Cardiotoxicity is a major consideration in oncology and in drug safety more broadly: it shapes how cardiac function and heart rhythm are conceptually monitored during therapy, and hERG-related QT risk is a standard part of cardiac safety evaluation in drug development. This entry explains how cardiotoxicity is conceptualised and studied and is not a basis for individual monitoring, diagnosis, or treatment decisions.

Epidemiology

Anthracycline cardiotoxicity is dose-related, with risk rising at higher cumulative exposure, while the cardiotoxicity of targeted therapies varies by agent and pathway (Vejpongsa & Yeh, 2013; Moslehi, 2016). Drug-induced QT prolongation is an important cause of acquired long QT syndrome and a leading reason for restricting or withdrawing drugs; the magnitude of risk depends on the drug, dose, and host factors (Witchel, 2011).

History

Anthracycline cardiomyopathy was recognised soon after these drugs entered cancer therapy and became a model for dose-dependent structural cardiotoxicity, later refined by the identification of topoisomerase IIβ as a mediator (Zhang et al., 2012). Separately, high-profile arrhythmias from non-cardiac drugs that block the hERG channel drove the field of cardiac safety pharmacology and regulatory attention to QT prolongation (Witchel, 2011). The growth of targeted cancer therapies subsequently expanded the scope of cardio-oncology (Moslehi, 2016).

Debates

Can anticancer efficacy be separated from anthracycline cardiotoxicity?
Because topoisomerase IIβ in cardiomyocytes appears central to anthracycline cardiac injury while topoisomerase IIα is implicated in the antitumour effect, whether the two can be pharmacologically separated to preserve efficacy while reducing cardiotoxicity is an active question.

Key figures

  • Edward T. H. Yeh
  • Javid J. Moslehi
  • Harry J. Witchel

Related topics

Seminal works

  • zhang2012
  • witchel2011

Frequently asked questions

What are the two main types of drug-induced cardiotoxicity?
One type is structural injury to the heart muscle, which can weaken the heart, as seen with anthracycline chemotherapy.

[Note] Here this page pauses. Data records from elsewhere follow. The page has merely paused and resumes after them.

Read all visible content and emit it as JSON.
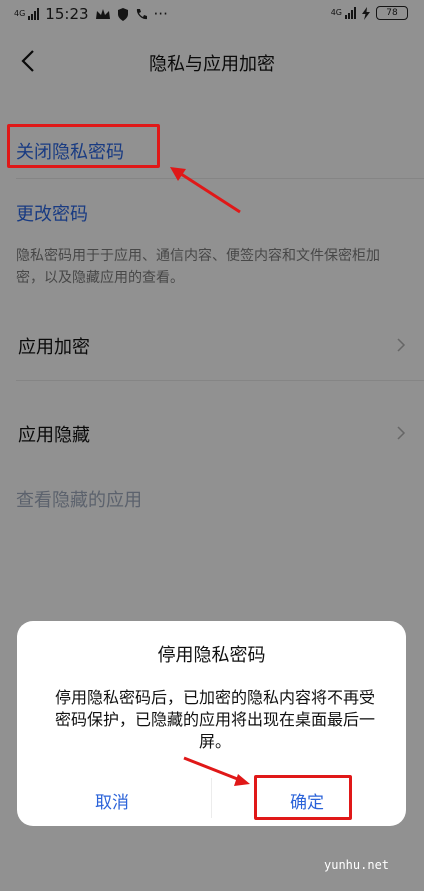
{
  "status_bar": {
    "time": "15:23",
    "network_left": "4G",
    "network_right": "4G",
    "battery": "78",
    "more": "···"
  },
  "header": {
    "title": "隐私与应用加密",
    "back_icon": "chevron-left-icon"
  },
  "settings": {
    "close_password": "关闭隐私密码",
    "change_password": "更改密码",
    "description": "隐私密码用于于应用、通信内容、便签内容和文件保密柜加密，以及隐藏应用的查看。",
    "items": [
      {
        "label": "应用加密"
      },
      {
        "label": "应用隐藏"
      }
    ],
    "view_hidden": "查看隐藏的应用"
  },
  "dialog": {
    "title": "停用隐私密码",
    "message": "停用隐私密码后，已加密的隐私内容将不再受密码保护，已隐藏的应用将出现在桌面最后一屏。",
    "cancel": "取消",
    "confirm": "确定"
  },
  "watermark": "yunhu.net",
  "colors": {
    "accent": "#2b63d9",
    "highlight": "#e01818"
  }
}
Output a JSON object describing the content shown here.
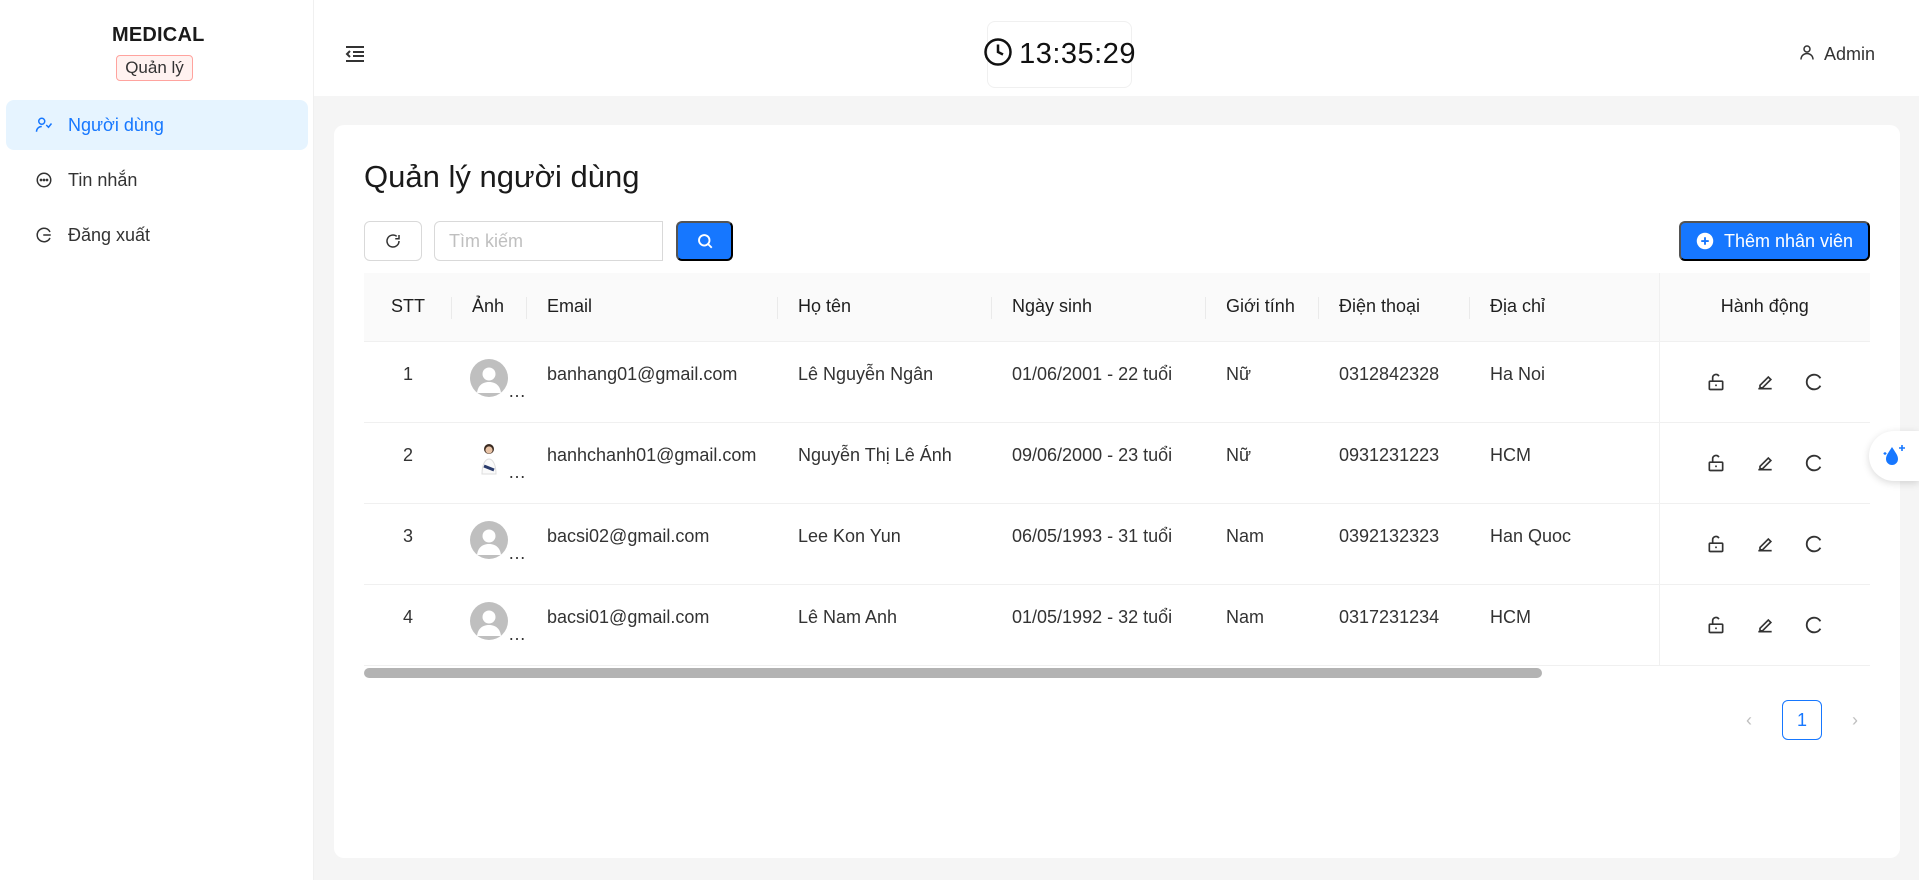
{
  "sidebar": {
    "brand": "MEDICAL",
    "role_tag": "Quản lý",
    "items": [
      {
        "label": "Người dùng",
        "icon": "users-icon",
        "active": true
      },
      {
        "label": "Tin nhắn",
        "icon": "message-icon",
        "active": false
      },
      {
        "label": "Đăng xuất",
        "icon": "logout-icon",
        "active": false
      }
    ]
  },
  "header": {
    "clock": "13:35:29",
    "user": "Admin"
  },
  "main": {
    "title": "Quản lý người dùng",
    "search_placeholder": "Tìm kiếm",
    "add_label": "Thêm nhân viên",
    "accent": "#1677ff"
  },
  "table": {
    "columns": [
      "STT",
      "Ảnh",
      "Email",
      "Họ tên",
      "Ngày sinh",
      "Giới tính",
      "Điện thoại",
      "Địa chỉ",
      "Hành động"
    ],
    "rows": [
      {
        "stt": "1",
        "avatar": "default",
        "email": "banhang01@gmail.com",
        "name": "Lê Nguyễn Ngân",
        "dob": "01/06/2001 - 22 tuổi",
        "gender": "Nữ",
        "phone": "0312842328",
        "address": "Ha Noi"
      },
      {
        "stt": "2",
        "avatar": "photo",
        "email": "hanhchanh01@gmail.com",
        "name": "Nguyễn Thị Lê Ánh",
        "dob": "09/06/2000 - 23 tuổi",
        "gender": "Nữ",
        "phone": "0931231223",
        "address": "HCM"
      },
      {
        "stt": "3",
        "avatar": "default",
        "email": "bacsi02@gmail.com",
        "name": "Lee Kon Yun",
        "dob": "06/05/1993 - 31 tuổi",
        "gender": "Nam",
        "phone": "0392132323",
        "address": "Han Quoc"
      },
      {
        "stt": "4",
        "avatar": "default",
        "email": "bacsi01@gmail.com",
        "name": "Lê Nam Anh",
        "dob": "01/05/1992 - 32 tuổi",
        "gender": "Nam",
        "phone": "0317231234",
        "address": "HCM"
      }
    ]
  },
  "pagination": {
    "current": "1"
  }
}
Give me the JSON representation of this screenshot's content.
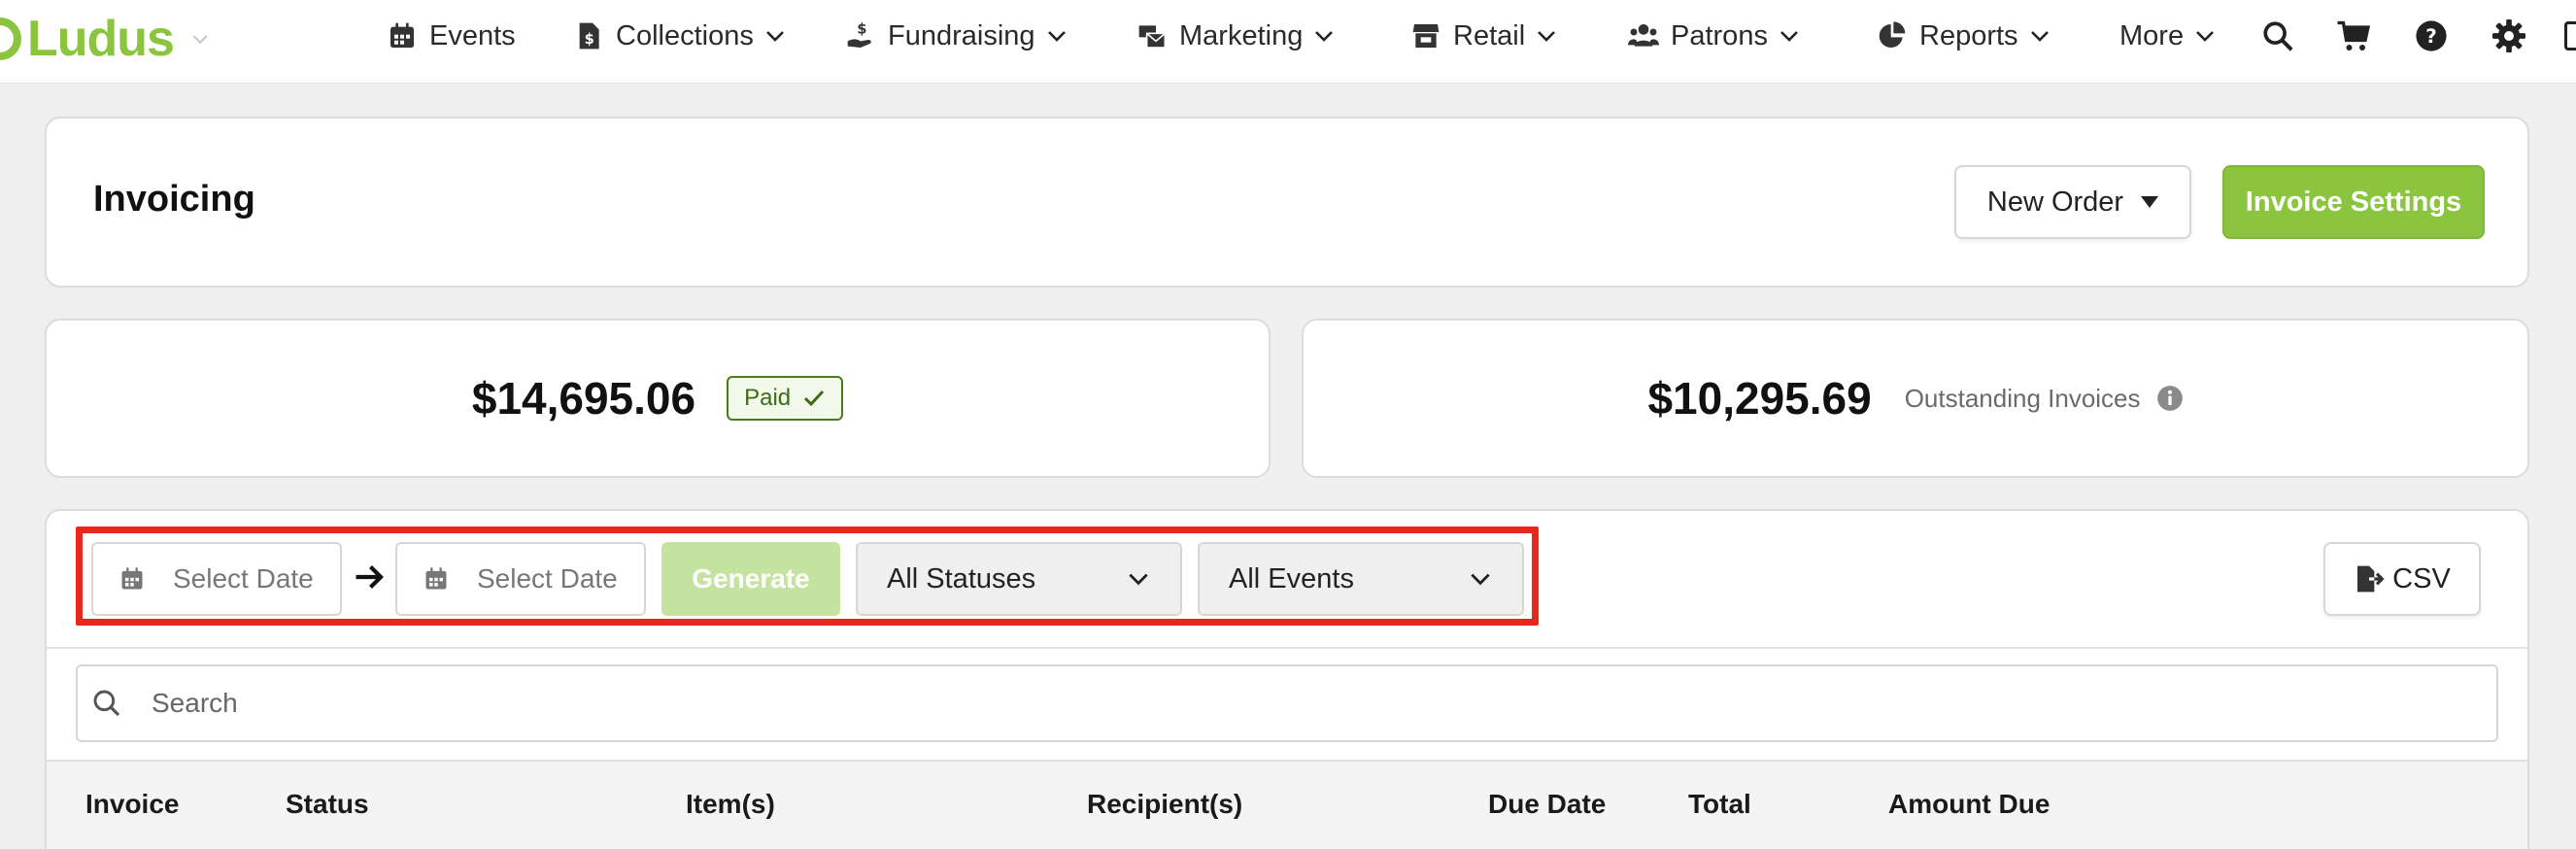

The other is electrophysiological toxicity, in which drugs disturb the heart's electrical activity, for example by prolonging the QT interval and raising the risk of dangerous arrhythmias.
Why do many drugs need to be tested for QT prolongation?
A wide range of drugs can block the hERG potassium channel that controls cardiac repolarisation. Blocking it prolongs the QT interval, which can trigger a serious arrhythmia, so cardiac electrical safety is routinely evaluated during drug development.